Elimination-of-exposure interventions

We included one study examining an intervention that focused on elimination of hazards, which was an open-label, cluster-randomised, non-inferiority trial, conducted in England in 2021. The study compared standard 10-day self-isolation after contact with an infected person to a new strategy of daily rapid antigen testing and staying at work if the test is negative (test-based attendance). The trialists hypothesised that this would lead to a similar rate of infections, but lower COVID-related absence. Staff (N = 11,798) working at 76 schools were assigned to standard isolation, and staff (N = 12,229) working at 86 schools were assigned to the test-based attendance strategy.

The results between test-based attendance and standard 10-day self-isolation were inconclusive for the rate of symptomatic polymerase chain reaction (PCR)-positive SARS-CoV-2 infection (rate ratio (RR) 1.28, 95% confidence interval (CI) 0.74 to 2.21; 1 study; very low-certainty evidence).

The results between test-based attendance and standard 10-day self-isolation were inconclusive for the rate of any PCR-positive SARS-CoV-2 infection (RR 1.35, 95% CI 0.82 to 2.21; 1 study; very low-certainty evidence).

COVID-related absenteeism rates were 3704 absence days in 566,502 days-at-risk (6.5 per 1000 working days) in the control group and 2932 per 539,805 days-at-risk (5.4 per 1000 working days) in the intervention group (RR 0.83, 95% CI 0.55 to 1.25). We downgraded the certainty of the evidence to low due to imprecision.

Uptake of the intervention was 71% in the intervention group, but not reported for the control intervention.

The trial did not measure our other outcomes of SARS-CoV-2-related mortality, adverse events, all-cause mortality, quality of life, or hospitalisation.

We found seven ongoing studies using elimination-of-hazard strategies, six RCTs and one non-randomised trial.

Administrative control interventions

We found one ongoing RCT that aims to evaluate the efficacy of the Bacillus Calmette-Guérin (BCG) vaccine in preventing COVID-19 infection and reducing disease severity.

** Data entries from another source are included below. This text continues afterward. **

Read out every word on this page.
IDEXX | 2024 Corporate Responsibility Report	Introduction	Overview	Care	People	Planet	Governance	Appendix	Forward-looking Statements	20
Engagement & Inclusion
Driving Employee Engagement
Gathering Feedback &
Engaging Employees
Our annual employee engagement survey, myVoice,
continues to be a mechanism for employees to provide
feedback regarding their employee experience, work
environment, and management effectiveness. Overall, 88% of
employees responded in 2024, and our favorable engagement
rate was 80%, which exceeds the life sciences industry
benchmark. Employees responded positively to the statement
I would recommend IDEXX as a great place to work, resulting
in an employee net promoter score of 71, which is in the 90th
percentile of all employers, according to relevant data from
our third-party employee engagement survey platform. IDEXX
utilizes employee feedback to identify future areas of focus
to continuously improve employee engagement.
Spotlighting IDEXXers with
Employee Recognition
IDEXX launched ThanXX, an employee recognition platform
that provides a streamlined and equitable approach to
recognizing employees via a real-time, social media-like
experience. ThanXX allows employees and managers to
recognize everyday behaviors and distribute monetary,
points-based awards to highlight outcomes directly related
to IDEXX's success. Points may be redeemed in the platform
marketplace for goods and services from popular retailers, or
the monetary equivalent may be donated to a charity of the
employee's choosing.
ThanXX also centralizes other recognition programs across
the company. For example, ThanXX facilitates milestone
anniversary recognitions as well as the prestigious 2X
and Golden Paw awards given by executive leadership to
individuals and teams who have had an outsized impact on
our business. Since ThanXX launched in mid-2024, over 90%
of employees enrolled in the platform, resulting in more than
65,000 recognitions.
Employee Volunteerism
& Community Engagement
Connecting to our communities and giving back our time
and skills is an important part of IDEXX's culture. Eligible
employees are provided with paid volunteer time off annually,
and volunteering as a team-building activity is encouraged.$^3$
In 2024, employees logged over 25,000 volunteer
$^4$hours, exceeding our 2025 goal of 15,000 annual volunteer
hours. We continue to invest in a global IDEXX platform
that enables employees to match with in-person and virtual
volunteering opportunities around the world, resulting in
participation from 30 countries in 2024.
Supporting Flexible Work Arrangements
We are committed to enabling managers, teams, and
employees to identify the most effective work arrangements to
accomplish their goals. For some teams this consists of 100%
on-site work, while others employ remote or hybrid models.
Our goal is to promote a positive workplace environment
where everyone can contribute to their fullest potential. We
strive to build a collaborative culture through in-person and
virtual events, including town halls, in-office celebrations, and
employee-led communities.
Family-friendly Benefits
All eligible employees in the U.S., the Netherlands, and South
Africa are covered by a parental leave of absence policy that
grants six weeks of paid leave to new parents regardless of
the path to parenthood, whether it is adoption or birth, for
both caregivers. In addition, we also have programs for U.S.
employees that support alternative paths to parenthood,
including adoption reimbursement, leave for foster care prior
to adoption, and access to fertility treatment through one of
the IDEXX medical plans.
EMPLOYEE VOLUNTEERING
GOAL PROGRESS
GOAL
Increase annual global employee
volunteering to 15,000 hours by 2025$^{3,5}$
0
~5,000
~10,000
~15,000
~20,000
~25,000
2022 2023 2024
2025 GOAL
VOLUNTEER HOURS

Combinations of eligible interventions

We included one non-randomised study examining a combination of elimination of hazards, administrative controls, and personal protective equipment. The study was conducted in two large retail companies in Italy in 2020. The study compared a safety operating protocol, measurement of body temperature and oxygen saturation upon entry, and a SARS-CoV-2 test strategy with a minimum activity protocol. Both groups received protective equipment. All employees working at the companies during the study period were included: 1987 in the intervention company and 1798 in the control company.

The study did not report an outcome of interest for this systematic review.

Other intervention categories

We did not find any studies in this category.